O jogo, o bingo, o PT e os bichos




Finalmente está completo o perfil burguês do governo Lula. O escândalo de corrupção, a cereja do bolo que faltava, acaba de ser acrescentado. O primeiro escândalo de corrupção a gente nunca esquece.

No número 82 da revista Caros Amigos, o escritor Guilherme Scalzilli enumerou, entre os desastres do primeiro ano de Fernando Henrique Cardoso, o longínquo 1995, alguns dos escândalos de corrupção que vieram embaraçar o tucanato:

“Os escândalos proliferaram. Parlamentares condenados pelo uso ilegal da gráfica do Senado foram anistiados. José Dallari, Secretário de Acompanhamento Econômico, retirou-se sob acusações de vazar informações para clientes de sua consultoria. Henrique Hargreaves deixou a presidência da ECT por receber dinheiro do Sebrae. Grampo telefônico, provavelmente ordenado por José Graziano (Incra), flagrou o chefe do cerimonial do Planalto, Júlio César dos Santos, arquitetando a escolha da empresa que forneceria os equipamentos do projeto Sivam. O ministro da Aeronáutica, Mauro Gandra, citado nas conversas, pediu demissão. Divulgou-se o conteúdo da ‘pasta rosa’, pertencente ao Banco Econômico, com listas de políticos beneficiados por doações ilegais, envolvendo ACM, José Sarney e Delfim Netto. Sob pressão do PFL, o governo abafou o caso e o procurador-geral, Geraldo Brindeiro, arquivou-o.”

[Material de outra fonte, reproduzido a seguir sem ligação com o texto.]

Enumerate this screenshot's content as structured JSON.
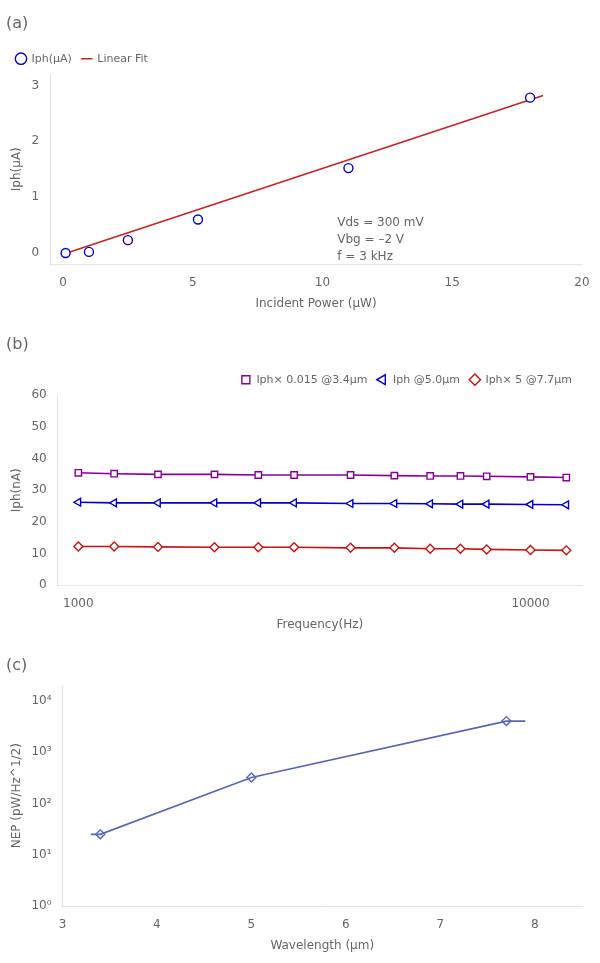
{
  "chart_data": [
    {
      "type": "scatter",
      "title": "(a)",
      "xlabel": "Incident Power (μW)",
      "ylabel": "Iph(μA)",
      "annotations": [
        "Vds = 300 mV",
        "Vbg = –2 V",
        "f = 3 kHz"
      ],
      "series": [
        {
          "name": "Iph(μA)",
          "type": "scatter",
          "color": "#0000cc",
          "marker": "circle",
          "x": [
            0.1,
            1.0,
            2.5,
            5.2,
            11.0,
            18.0
          ],
          "values": [
            0.0,
            0.02,
            0.23,
            0.6,
            1.52,
            2.78
          ]
        },
        {
          "name": "Linear Fit",
          "type": "line",
          "color": "#cc2222",
          "x": [
            0.0,
            18.5
          ],
          "values": [
            -0.02,
            2.82
          ]
        }
      ],
      "xlim": [
        -0.5,
        20
      ],
      "ylim": [
        -0.2,
        3.2
      ],
      "xticks": [
        0,
        5,
        10,
        15,
        20
      ],
      "yticks": [
        0,
        1,
        2,
        3
      ],
      "legend": "upper left",
      "grid": false
    },
    {
      "type": "line",
      "title": "(b)",
      "xlabel": "Frequency(Hz)",
      "ylabel": "Iph(nA)",
      "log": "x",
      "x": [
        1000,
        1200,
        1500,
        2000,
        2500,
        3000,
        4000,
        5000,
        6000,
        7000,
        8000,
        10000,
        12000
      ],
      "series": [
        {
          "name": "Iph× 0.015 @3.4μm",
          "color": "#880099",
          "marker": "square",
          "values": [
            35.5,
            35.2,
            35.0,
            35.0,
            34.8,
            34.8,
            34.8,
            34.6,
            34.5,
            34.5,
            34.4,
            34.2,
            34.0
          ]
        },
        {
          "name": "Iph @5.0μm",
          "color": "#0000cc",
          "marker": "triangle_left",
          "values": [
            26.2,
            26.0,
            26.0,
            26.0,
            26.0,
            26.0,
            25.8,
            25.8,
            25.7,
            25.6,
            25.6,
            25.5,
            25.4
          ]
        },
        {
          "name": "Iph× 5 @7.7μm",
          "color": "#cc1111",
          "marker": "diamond",
          "values": [
            12.2,
            12.2,
            12.1,
            12.0,
            12.0,
            12.0,
            11.8,
            11.8,
            11.5,
            11.5,
            11.3,
            11.1,
            11.0
          ]
        }
      ],
      "xlim": [
        900,
        13000
      ],
      "ylim": [
        0,
        60
      ],
      "xticks": [
        1000,
        10000
      ],
      "yticks": [
        0,
        10,
        20,
        30,
        40,
        50,
        60
      ],
      "legend": "upper right",
      "grid": false
    },
    {
      "type": "scatter",
      "title": "(c)",
      "xlabel": "Wavelength (μm)",
      "ylabel": "NEP (pW/Hz^1/2)",
      "log": "y",
      "series": [
        {
          "type": "line",
          "color": "#5566bb",
          "x": [
            3.3,
            3.4,
            5.0,
            7.7,
            7.9
          ],
          "values": [
            25,
            25,
            320,
            4000,
            4000
          ]
        },
        {
          "type": "scatter",
          "color": "#5566bb",
          "marker": "diamond",
          "x": [
            3.4,
            5.0,
            7.7
          ],
          "values": [
            25,
            320,
            4000
          ]
        }
      ],
      "xlim": [
        3.0,
        8.5
      ],
      "ylim": [
        1,
        20000
      ],
      "xticks": [
        3,
        4,
        5,
        6,
        7,
        8
      ],
      "yticks": [
        {
          "value": 1,
          "label": "10⁰"
        },
        {
          "value": 10,
          "label": "10¹"
        },
        {
          "value": 100,
          "label": "10²"
        },
        {
          "value": 1000,
          "label": "10³"
        },
        {
          "value": 10000,
          "label": "10⁴"
        }
      ],
      "legend": false,
      "grid": false
    }
  ]
}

O governo Lula precisou de um ano e dois meses para produzir seu primeiro escândalo. Se isso serve de consolo para alguém, a lama talvez não chegue a ser tão profunda e malcheirosa como era na década de FHC, como acabamos de relembrar. Talvez tenhamos apenas um caso ou outro pipocando de vez em quando, não a avalanche da época do tucanato. A imagem de vestal do PT e de Lula talvez nem seja arranhada junto à população.

Se alguém deseja se conformar com essa esperança, não é o caso deste escriba. Se não bastassem todos os equívocos políticos, a campanha eleitoral festiva e despolitizadora, as alianças comprometedoras, a composição conciliadora do governo, as concessões à direita, a política econômica anti-nacional e anti-popular, a subserviência ao capital financeiro internacional, as contra-reformas anti-sociais, o estrangulamento da área social; se não bastasse tudo isso, os eleitores petistas agora também terão que se dar ao trabalho de rechaçar acusações de corrupção.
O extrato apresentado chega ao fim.